L’absence totale de jalousie n’est pas non plus toujours une vertu. Elle peut signifier la confiance et la solidité, ou l’indifférence à l’avenir de l’union. Comme la douleur physique, la jalousie est utile comme signal et mauvaise comme dirigeante. Elle indique que le système a repéré une perte possible ; ensuite, il faut vérifier les changements réels de comportement, les éventuelles infractions aux règles et l’information nouvelle. Il faut vérifier séparément si l’alarme ne travaille pas avant tout sur un scénario imaginaire.
Jaloux ne veut pas dire amoureux. Il serait plus exact de dire : la jalousie signifie que la personne a perçu quelque chose comme une menace pour une position à laquelle elle tient. Cette valeur peut être l’amour, la dépendance, le statut, le pouvoir ou l’estime de soi.

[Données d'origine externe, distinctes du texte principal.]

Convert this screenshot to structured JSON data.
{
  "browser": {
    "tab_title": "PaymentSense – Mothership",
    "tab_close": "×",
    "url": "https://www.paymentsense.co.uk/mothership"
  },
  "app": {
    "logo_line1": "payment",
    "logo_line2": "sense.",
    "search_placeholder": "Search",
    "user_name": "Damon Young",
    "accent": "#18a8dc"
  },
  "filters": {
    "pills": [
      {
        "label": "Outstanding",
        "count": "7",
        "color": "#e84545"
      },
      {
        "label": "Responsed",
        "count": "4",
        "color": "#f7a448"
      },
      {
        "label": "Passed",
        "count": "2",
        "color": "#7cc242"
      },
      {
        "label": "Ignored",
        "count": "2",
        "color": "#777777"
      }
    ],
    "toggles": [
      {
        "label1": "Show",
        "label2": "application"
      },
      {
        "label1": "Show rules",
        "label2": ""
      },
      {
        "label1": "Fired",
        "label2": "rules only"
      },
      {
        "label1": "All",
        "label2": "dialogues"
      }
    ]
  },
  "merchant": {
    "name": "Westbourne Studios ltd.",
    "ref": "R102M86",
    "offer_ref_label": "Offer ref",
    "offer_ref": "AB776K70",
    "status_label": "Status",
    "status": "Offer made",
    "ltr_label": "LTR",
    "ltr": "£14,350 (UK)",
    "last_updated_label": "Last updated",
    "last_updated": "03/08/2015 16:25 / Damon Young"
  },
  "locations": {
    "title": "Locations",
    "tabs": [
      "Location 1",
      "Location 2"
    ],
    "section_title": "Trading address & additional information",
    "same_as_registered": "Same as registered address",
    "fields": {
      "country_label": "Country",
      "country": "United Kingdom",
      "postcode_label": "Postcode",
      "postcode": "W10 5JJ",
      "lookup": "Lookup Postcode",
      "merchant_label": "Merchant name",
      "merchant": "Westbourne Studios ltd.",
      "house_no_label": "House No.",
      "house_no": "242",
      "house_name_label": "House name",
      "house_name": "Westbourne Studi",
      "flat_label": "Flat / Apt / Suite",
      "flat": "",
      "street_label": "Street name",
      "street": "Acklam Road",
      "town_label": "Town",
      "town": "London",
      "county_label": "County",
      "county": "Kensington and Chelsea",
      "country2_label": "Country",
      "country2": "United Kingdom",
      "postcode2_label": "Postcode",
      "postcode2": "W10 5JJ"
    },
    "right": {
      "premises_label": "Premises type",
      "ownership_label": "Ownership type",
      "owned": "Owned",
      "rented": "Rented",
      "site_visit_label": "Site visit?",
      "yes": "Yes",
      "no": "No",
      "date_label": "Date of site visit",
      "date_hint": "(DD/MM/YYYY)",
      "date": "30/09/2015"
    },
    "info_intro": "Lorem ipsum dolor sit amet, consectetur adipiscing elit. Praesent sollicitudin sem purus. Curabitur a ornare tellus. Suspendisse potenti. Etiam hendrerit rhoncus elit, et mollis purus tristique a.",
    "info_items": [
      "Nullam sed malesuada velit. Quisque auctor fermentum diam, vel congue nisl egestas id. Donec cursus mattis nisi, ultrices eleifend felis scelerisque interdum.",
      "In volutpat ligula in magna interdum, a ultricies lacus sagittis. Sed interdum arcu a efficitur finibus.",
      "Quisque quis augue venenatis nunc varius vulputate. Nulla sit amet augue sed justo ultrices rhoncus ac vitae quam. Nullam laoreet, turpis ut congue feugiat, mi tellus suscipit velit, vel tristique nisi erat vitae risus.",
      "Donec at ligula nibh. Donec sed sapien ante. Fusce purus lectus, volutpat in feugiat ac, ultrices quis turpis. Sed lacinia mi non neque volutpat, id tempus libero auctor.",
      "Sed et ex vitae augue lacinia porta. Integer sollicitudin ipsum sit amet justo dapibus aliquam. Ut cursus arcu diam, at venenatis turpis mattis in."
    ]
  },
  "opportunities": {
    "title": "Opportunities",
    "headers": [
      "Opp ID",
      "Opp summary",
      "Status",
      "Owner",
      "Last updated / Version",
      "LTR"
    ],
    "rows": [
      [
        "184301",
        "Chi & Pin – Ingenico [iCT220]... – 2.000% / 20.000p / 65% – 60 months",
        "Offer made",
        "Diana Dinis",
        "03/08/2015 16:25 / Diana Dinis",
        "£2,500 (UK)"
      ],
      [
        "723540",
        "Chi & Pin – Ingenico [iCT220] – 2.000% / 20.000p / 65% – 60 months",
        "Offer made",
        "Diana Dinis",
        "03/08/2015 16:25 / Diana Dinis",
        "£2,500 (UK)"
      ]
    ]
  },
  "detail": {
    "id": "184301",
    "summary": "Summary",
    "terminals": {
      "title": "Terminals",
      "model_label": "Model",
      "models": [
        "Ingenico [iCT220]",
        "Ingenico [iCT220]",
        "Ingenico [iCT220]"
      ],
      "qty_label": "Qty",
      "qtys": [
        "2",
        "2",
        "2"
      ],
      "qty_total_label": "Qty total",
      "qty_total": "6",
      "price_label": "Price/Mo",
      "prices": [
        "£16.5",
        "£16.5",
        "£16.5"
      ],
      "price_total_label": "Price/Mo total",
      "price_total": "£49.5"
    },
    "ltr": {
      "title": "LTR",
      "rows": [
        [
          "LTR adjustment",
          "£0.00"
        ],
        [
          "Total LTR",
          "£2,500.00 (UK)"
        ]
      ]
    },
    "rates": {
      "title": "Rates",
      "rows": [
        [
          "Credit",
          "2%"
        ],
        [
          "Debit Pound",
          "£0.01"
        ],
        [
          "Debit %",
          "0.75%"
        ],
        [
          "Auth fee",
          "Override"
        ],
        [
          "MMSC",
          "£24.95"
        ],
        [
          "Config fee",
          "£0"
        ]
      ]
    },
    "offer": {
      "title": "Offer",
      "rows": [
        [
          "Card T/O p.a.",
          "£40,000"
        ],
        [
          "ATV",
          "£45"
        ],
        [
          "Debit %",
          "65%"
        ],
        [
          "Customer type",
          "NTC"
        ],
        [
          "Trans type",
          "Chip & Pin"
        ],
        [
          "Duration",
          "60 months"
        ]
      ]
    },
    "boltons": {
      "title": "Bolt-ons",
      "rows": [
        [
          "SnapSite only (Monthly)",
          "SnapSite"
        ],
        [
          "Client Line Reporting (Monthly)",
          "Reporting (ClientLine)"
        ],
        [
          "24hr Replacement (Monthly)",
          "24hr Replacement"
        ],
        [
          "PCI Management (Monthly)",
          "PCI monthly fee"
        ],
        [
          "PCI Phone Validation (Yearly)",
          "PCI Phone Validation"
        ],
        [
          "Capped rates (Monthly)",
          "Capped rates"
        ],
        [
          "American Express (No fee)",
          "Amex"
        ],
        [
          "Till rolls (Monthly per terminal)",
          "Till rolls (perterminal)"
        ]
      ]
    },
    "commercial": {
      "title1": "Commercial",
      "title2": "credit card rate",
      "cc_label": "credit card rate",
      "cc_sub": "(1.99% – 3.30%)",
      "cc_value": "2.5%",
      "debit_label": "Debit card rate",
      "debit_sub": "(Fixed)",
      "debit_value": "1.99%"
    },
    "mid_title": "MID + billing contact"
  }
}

Ce qui est utile, c’est la capacité de déterminer ce que la jalousie protège et si la protection choisie ne détruit pas ce pour quoi elle s’est déclenchée ; l’intensité du sentiment, elle, est peu informative.
Sources principales
Harris, C. R. (2003). A review of sex differences in sexual jealousy, including self-report data, psychophysiological responses, interpersonal violence, and morbid jealousy. Personality and Social Psychology Review, 7(2), 102–128.
Bellis, M. A., Hughes, K., Hughes, S., & Ashton, J. R. (2005). Measuring paternal discrepancy and its public health consequences. Journal of Epidemiology & Community Health, 59(9), 749–754; Dahlén, T., et al. (2022). The frequency of misattributed paternity in Sweden is low and decreasing: A nationwide cohort study. Journal of Internal Medicine, 291(1), 95–100.
Green, D. M., & Swets, J. A. (1966). Signal Detection Theory and Psychophysics. Wiley.